The flowchart and block diagrams in the figures illustrate the architecture, functionality, and operation of possible implementations of systems, methods, and computer program products according to various embodiments of the present invention. In this regard, each block in the flowchart or block diagrams may represent a module, segment, or portion of instructions, which comprises one or more executable instructions for implementing the specified logical function(s). In some alternative implementations, the functions noted in the blocks may occur out of the order noted in the figures. For example, two blocks shown in succession may, in fact, be executed substantially concurrently, or the blocks may sometimes be executed in the reverse order, depending upon the functionality involved. It will also be noted that each block of the block diagrams and/or flowchart illustration, and combinations of blocks in the block diagrams and/or flowchart illustration, can be implemented by special purpose hardware-based systems that perform the specified functions or acts or carry out combinations of special purpose hardware and computer instructions.
Embodiments of the present invention may also be delivered as part of a service engagement with a client corporation, nonprofit organization, government entity, internal organizational structure, or the like. Aspects of these embodiments may include configuring a computer system to perform, and deploying software, hardware, and web services that implement, some or all of the methods described herein. Aspects of these embodiments may also include analyzing the client's operations, creating recommendations responsive to the analysis, building systems that implement portions of the recommendations, integrating the systems into existing processes and infrastructure, metering use of the systems, allocating expenses to users of the systems, and billing for use of the systems.
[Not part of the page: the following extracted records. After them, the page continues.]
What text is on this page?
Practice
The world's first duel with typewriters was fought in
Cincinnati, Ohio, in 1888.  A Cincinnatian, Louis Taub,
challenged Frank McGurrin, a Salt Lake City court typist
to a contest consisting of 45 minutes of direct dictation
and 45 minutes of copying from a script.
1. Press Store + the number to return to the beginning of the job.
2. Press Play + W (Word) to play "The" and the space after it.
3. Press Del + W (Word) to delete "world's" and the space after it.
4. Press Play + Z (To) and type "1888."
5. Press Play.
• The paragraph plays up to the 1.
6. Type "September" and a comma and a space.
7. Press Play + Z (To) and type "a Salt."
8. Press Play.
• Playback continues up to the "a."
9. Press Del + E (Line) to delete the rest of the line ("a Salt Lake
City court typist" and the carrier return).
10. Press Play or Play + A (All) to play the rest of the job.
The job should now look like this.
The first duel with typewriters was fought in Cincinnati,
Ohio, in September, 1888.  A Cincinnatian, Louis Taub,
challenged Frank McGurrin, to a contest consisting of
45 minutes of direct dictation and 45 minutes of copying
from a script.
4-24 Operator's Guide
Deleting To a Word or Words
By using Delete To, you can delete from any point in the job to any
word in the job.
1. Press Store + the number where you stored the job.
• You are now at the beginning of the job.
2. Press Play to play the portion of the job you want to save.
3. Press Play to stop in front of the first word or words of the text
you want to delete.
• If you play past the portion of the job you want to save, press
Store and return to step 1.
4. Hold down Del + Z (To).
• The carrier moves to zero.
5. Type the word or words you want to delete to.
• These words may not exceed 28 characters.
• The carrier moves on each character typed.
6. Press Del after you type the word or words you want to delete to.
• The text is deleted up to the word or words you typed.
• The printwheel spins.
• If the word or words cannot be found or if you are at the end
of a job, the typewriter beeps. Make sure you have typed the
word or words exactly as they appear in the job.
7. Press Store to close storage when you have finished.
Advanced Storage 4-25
Although the above embodiments of present invention each have been described by stating their individual advantages, respectively, present invention is not limited to a particular combination thereof. To the contrary, such embodiments may also be combined in any way and number according to the intended deployment of present invention without losing their beneficial effects.
Claims
1. A computer-implemented method comprising:
- generating source inventory data representative of information technology assets associated with a source site, the source site comprising information technology infrastructure of an enterprise, the information technology assets comprising a source application database and a source peripheral entity associated with the source application database;
- determining a target platform for migrating the source application database;
- determining a degree of compatibility between the source peripheral entity and the target platform; and
- creating, by a processor-based migration management system, a migration plan defining characteristics of a migration of the source application database from the source site to the target platform, wherein the target platform is selected from among a plurality of candidate target platforms based at least in part on the degree of compatibility between the source peripheral entity and the target platform.
2. The computer-implemented method according to claim 1, wherein the generating of the source inventory data comprises:
- issuing a database command to the source application database;
- receiving a response to the database command from the source application database;
- extracting, from the response, characteristic data indicative of a characteristic of the source application database; and
- appending the characteristic data to the source inventory data.
3. The computer-implemented method according to claim 1, wherein the source peripheral entity is a source infrastructure platform, and wherein the generating of the source inventory data comprises:
- extracting characteristic data indicative of the source infrastructure platform from an output of an infrastructure discovery utility; and
- appending the characteristic data to the source inventory data.
4. The computer-implemented method according to claim 1, wherein the source peripheral entity is a source data storage system hosting the source application database, and wherein the generating of the source inventory data comprises:
- issuing a system command to the source data storage system;
- receiving a response to the system command from the source data storage system;
- extracting, from the response, characteristic data indicative of a characteristic of the source data storage system; and
- appending the characteristic data to the source inventory data.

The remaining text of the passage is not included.